Getting proteins to form crystals is only one step for the structural biologist. The next step to sleuthing out a protein's structure involves placing the crystals in an intense beam of X-rays. This radiation bears little resemblance to the broad, diffuse X-rays used in medicine: the powerful X-rays that work best for protein crystallography are produced at giant facilities called synchrotrons, of which only a few dozen exist.
At the Advanced Photon Source synchrotron at Argonne National Laboratory, Illinois, for example, electrons race around a 1.1-kilometre track at close to the speed of light.

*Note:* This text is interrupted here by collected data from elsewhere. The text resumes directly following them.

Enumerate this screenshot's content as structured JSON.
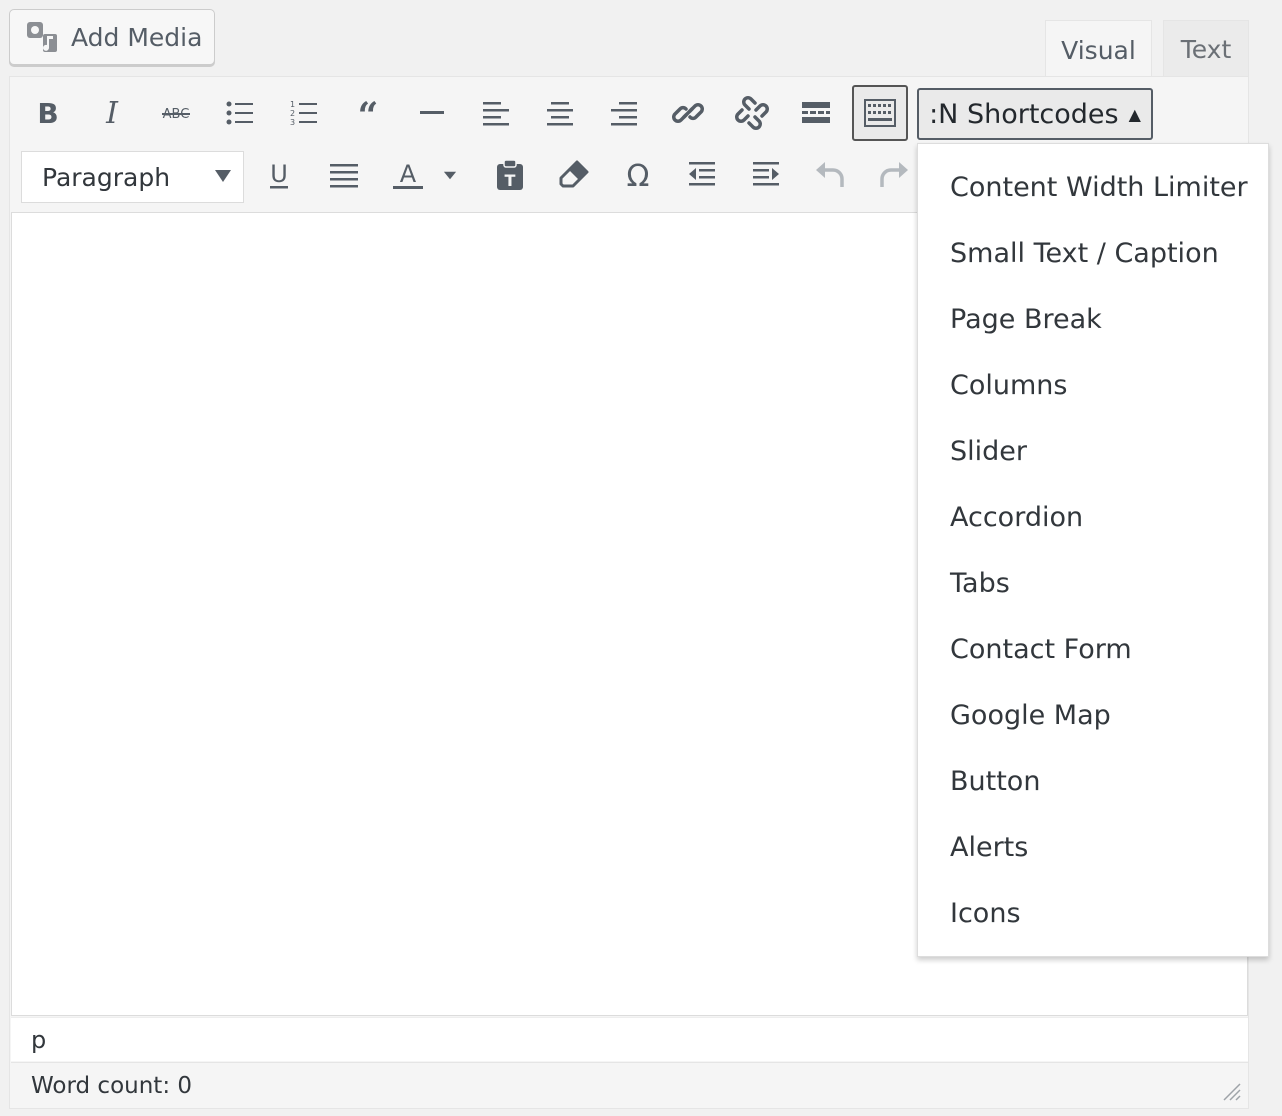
{
  "media": {
    "add_label": "Add Media"
  },
  "tabs": {
    "visual": "Visual",
    "text": "Text"
  },
  "toolbar": {
    "shortcodes_label": ":N Shortcodes",
    "shortcodes_arrow": "▲",
    "format_value": "Paragraph",
    "row1_icons": [
      "bold-icon",
      "italic-icon",
      "strikethrough-icon",
      "bulleted-list-icon",
      "numbered-list-icon",
      "blockquote-icon",
      "horizontal-line-icon",
      "align-left-icon",
      "align-center-icon",
      "align-right-icon",
      "link-icon",
      "unlink-icon",
      "read-more-icon",
      "toolbar-toggle-icon"
    ],
    "row2_icons": [
      "underline-icon",
      "justify-icon",
      "text-color-icon",
      "paste-as-text-icon",
      "clear-formatting-icon",
      "special-character-icon",
      "outdent-icon",
      "indent-icon",
      "undo-icon",
      "redo-icon"
    ]
  },
  "shortcodes_menu": {
    "items": [
      "Content Width Limiter",
      "Small Text / Caption",
      "Page Break",
      "Columns",
      "Slider",
      "Accordion",
      "Tabs",
      "Contact Form",
      "Google Map",
      "Button",
      "Alerts",
      "Icons"
    ]
  },
  "path": {
    "element": "p"
  },
  "status": {
    "word_count": "Word count: 0"
  },
  "colors": {
    "icon": "#555d66",
    "disabled_icon": "#b4b9be",
    "background": "#f1f1f1"
  }
}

Radiation generated from the electrons is collected into a 70-metre beamline, which focuses X-rays into a 25-square-micrometre area where crystals can be positioned for analysis.

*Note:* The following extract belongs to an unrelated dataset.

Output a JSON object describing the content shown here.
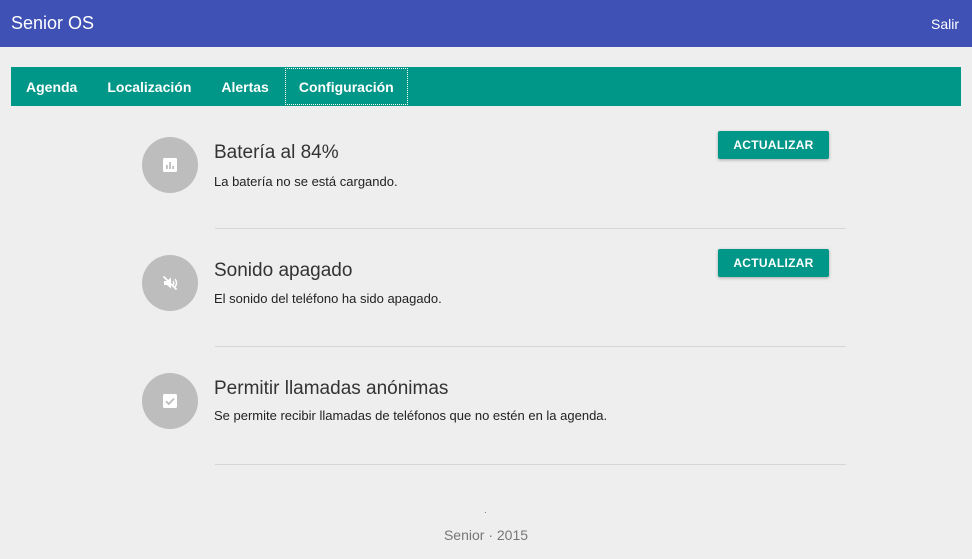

Proteins in the crystal scatter the X-rays as they pass through, and researchers can decipher a protein's structure from the resulting diffraction pattern. To generate a complete pattern, the crystal must be rotated within the beam so that X-rays pass through in different orientations. The process requires precision: researchers have to collect enough data to solve a structure, while limiting radiation damage to the crystal.

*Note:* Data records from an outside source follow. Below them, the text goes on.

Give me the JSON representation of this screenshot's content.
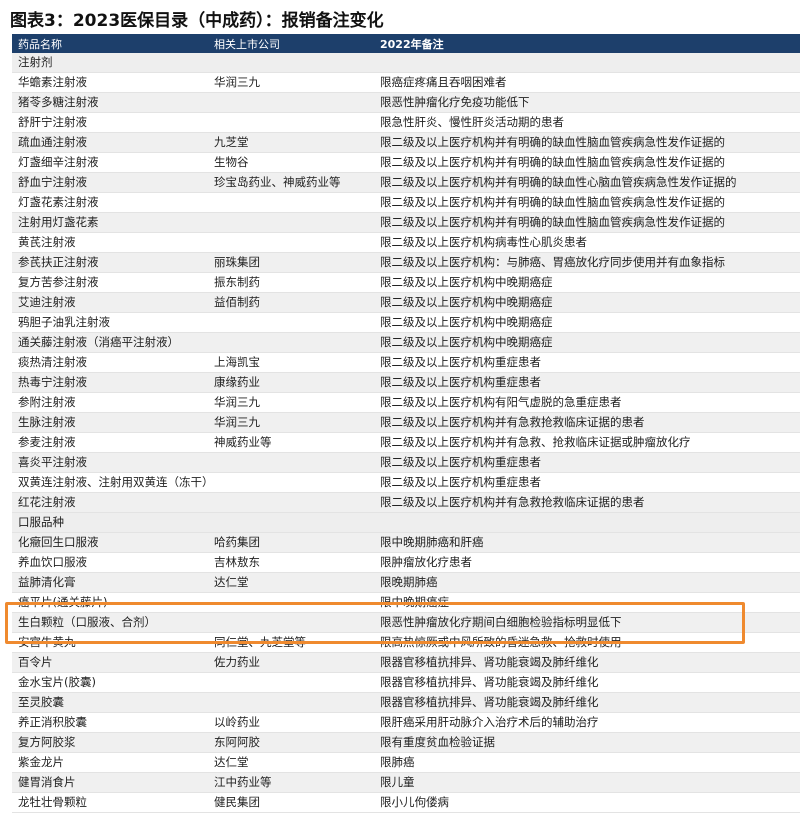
{
  "title": "图表3：2023医保目录（中成药）：报销备注变化",
  "headers": [
    "药品名称",
    "相关上市公司",
    "2022年备注"
  ],
  "rows": [
    {
      "type": "section",
      "name": "注射剂",
      "company": "",
      "note": ""
    },
    {
      "type": "row",
      "name": "华蟾素注射液",
      "company": "华润三九",
      "note": "限癌症疼痛且吞咽困难者"
    },
    {
      "type": "row",
      "name": "猪苓多糖注射液",
      "company": "",
      "note": "限恶性肿瘤化疗免疫功能低下"
    },
    {
      "type": "row",
      "name": "舒肝宁注射液",
      "company": "",
      "note": "限急性肝炎、慢性肝炎活动期的患者"
    },
    {
      "type": "row",
      "name": "疏血通注射液",
      "company": "九芝堂",
      "note": "限二级及以上医疗机构并有明确的缺血性脑血管疾病急性发作证据的"
    },
    {
      "type": "row",
      "name": "灯盏细辛注射液",
      "company": "生物谷",
      "note": "限二级及以上医疗机构并有明确的缺血性脑血管疾病急性发作证据的"
    },
    {
      "type": "row",
      "name": "舒血宁注射液",
      "company": "珍宝岛药业、神威药业等",
      "note": "限二级及以上医疗机构并有明确的缺血性心脑血管疾病急性发作证据的"
    },
    {
      "type": "row",
      "name": "灯盏花素注射液",
      "company": "",
      "note": "限二级及以上医疗机构并有明确的缺血性脑血管疾病急性发作证据的"
    },
    {
      "type": "row",
      "name": "注射用灯盏花素",
      "company": "",
      "note": "限二级及以上医疗机构并有明确的缺血性脑血管疾病急性发作证据的"
    },
    {
      "type": "row",
      "name": "黄芪注射液",
      "company": "",
      "note": "限二级及以上医疗机构病毒性心肌炎患者"
    },
    {
      "type": "row",
      "name": "参芪扶正注射液",
      "company": "丽珠集团",
      "note": "限二级及以上医疗机构：与肺癌、胃癌放化疗同步使用并有血象指标"
    },
    {
      "type": "row",
      "name": "复方苦参注射液",
      "company": "振东制药",
      "note": "限二级及以上医疗机构中晚期癌症"
    },
    {
      "type": "row",
      "name": "艾迪注射液",
      "company": "益佰制药",
      "note": "限二级及以上医疗机构中晚期癌症"
    },
    {
      "type": "row",
      "name": "鸦胆子油乳注射液",
      "company": "",
      "note": "限二级及以上医疗机构中晚期癌症"
    },
    {
      "type": "row",
      "name": "通关藤注射液（消癌平注射液）",
      "company": "",
      "note": "限二级及以上医疗机构中晚期癌症"
    },
    {
      "type": "row",
      "name": "痰热清注射液",
      "company": "上海凯宝",
      "note": "限二级及以上医疗机构重症患者"
    },
    {
      "type": "row",
      "name": "热毒宁注射液",
      "company": "康缘药业",
      "note": "限二级及以上医疗机构重症患者"
    },
    {
      "type": "row",
      "name": "参附注射液",
      "company": "华润三九",
      "note": "限二级及以上医疗机构有阳气虚脱的急重症患者"
    },
    {
      "type": "row",
      "name": "生脉注射液",
      "company": "华润三九",
      "note": "限二级及以上医疗机构并有急救抢救临床证据的患者"
    },
    {
      "type": "row",
      "name": "参麦注射液",
      "company": "神威药业等",
      "note": "限二级及以上医疗机构并有急救、抢救临床证据或肿瘤放化疗"
    },
    {
      "type": "row",
      "name": "喜炎平注射液",
      "company": "",
      "note": "限二级及以上医疗机构重症患者"
    },
    {
      "type": "row",
      "name": "双黄连注射液、注射用双黄连（冻干）",
      "company": "",
      "note": "限二级及以上医疗机构重症患者"
    },
    {
      "type": "row",
      "name": "红花注射液",
      "company": "",
      "note": "限二级及以上医疗机构并有急救抢救临床证据的患者"
    },
    {
      "type": "section",
      "name": "口服品种",
      "company": "",
      "note": ""
    },
    {
      "type": "row",
      "name": "化癥回生口服液",
      "company": "哈药集团",
      "note": "限中晚期肺癌和肝癌"
    },
    {
      "type": "row",
      "name": "养血饮口服液",
      "company": "吉林敖东",
      "note": "限肿瘤放化疗患者"
    },
    {
      "type": "row",
      "name": "益肺清化膏",
      "company": "达仁堂",
      "note": "限晚期肺癌"
    },
    {
      "type": "row",
      "name": "癌平片(通关藤片)",
      "company": "",
      "note": "限中晚期癌症"
    },
    {
      "type": "row",
      "name": "生白颗粒（口服液、合剂）",
      "company": "",
      "note": "限恶性肿瘤放化疗期间白细胞检验指标明显低下"
    },
    {
      "type": "row",
      "name": "安宫牛黄丸",
      "company": "同仁堂、九芝堂等",
      "note": "限高热惊厥或中风所致的昏迷急救、抢救时使用"
    },
    {
      "type": "row",
      "name": "百令片",
      "company": "佐力药业",
      "note": "限器官移植抗排异、肾功能衰竭及肺纤维化"
    },
    {
      "type": "row",
      "name": "金水宝片(胶囊)",
      "company": "",
      "note": "限器官移植抗排异、肾功能衰竭及肺纤维化"
    },
    {
      "type": "row",
      "name": "至灵胶囊",
      "company": "",
      "note": "限器官移植抗排异、肾功能衰竭及肺纤维化"
    },
    {
      "type": "row",
      "name": "养正消积胶囊",
      "company": "以岭药业",
      "note": "限肝癌采用肝动脉介入治疗术后的辅助治疗"
    },
    {
      "type": "row",
      "name": "复方阿胶浆",
      "company": "东阿阿胶",
      "note": "限有重度贫血检验证据"
    },
    {
      "type": "row",
      "name": "紫金龙片",
      "company": "达仁堂",
      "note": "限肺癌"
    },
    {
      "type": "row",
      "name": "健胃消食片",
      "company": "江中药业等",
      "note": "限儿童"
    },
    {
      "type": "row",
      "name": "龙牡壮骨颗粒",
      "company": "健民集团",
      "note": "限小儿佝偻病"
    }
  ]
}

Technologies for manipulating crystals and keeping them at temperatures below 0 °C to decrease radiation damage have got better, but the most dramatic improvement is that experiments can now be done using very small crystals or crystals with many poorly diffracting regions, says So Iwata, who heads the Human Receptor Crystallography Project at the Japan Science and Technology Agency in Kyoto. “Crystals that would have been turned away ten years ago are welcome now,” he says.
Still, a crystal must be as wide as or wider than the beam passing through it to generate a reliable diffraction pattern. That's a problem, because crystals of membrane proteins tend to be small, says Robert Fischetti, a senior scientist at Argonne National Laboratory, which has produced data for crystal structures of several membrane proteins, including the β2-adrenergic receptor (S. G. Rasmussen et al. Nature 450, 383–387; 2007). Technologies such as lipidic cubic phase crystallization have helped researchers to grow crystals, he says, but these are often only 5–10 micrometres across, a tenth the size of most crystals submitted for analysis and much smaller than the X-ray beam used in crystallography studies.
Researchers led by Fischetti have developed a new version of a collimator, a device that blocks most of the X-rays to produce a 'minibeam' of 5 micrometres or less. Collimators, essentially engineered strips of platinum, are placed about 3 centimetres from the sample and are much more than simple pinhole apertures, says Fischetti. “We started out with a single collimator with three parts — the beam-defining pinhole aperture, the capsule around the pinhole and a forward scatter guard tube.”
The first versions of the device caused X-rays to scatter in a way that interfered with the diffraction pattern, but his team has since engineered features, such as a layer of molybdenum, to overcome these problems. They also created double and triple collimators to let users pick the beam size. After one user damaged a collimator by spilling liquid nitrogen on it, they modified the design, eventually making a more robust version with four aperture settings but fewer parts.
What has made the collimator most practical, says Fischetti, is automating the process of selecting the aperture to match the crystal. In the past, technicians had to refocus the beam manually to shrink its size, which took hours. Now, he says, “we can do it in seconds with just clicking”.
Besides allowing the study of smaller crystals, smaller beams let researchers identify the parts of the crystal that diffract better. “In the past, if you had a large crystal that was not homogeneous, you'd look at the crystal and say it was bad,” says Fischetti. “Now, people can find the region that is the best to look at.”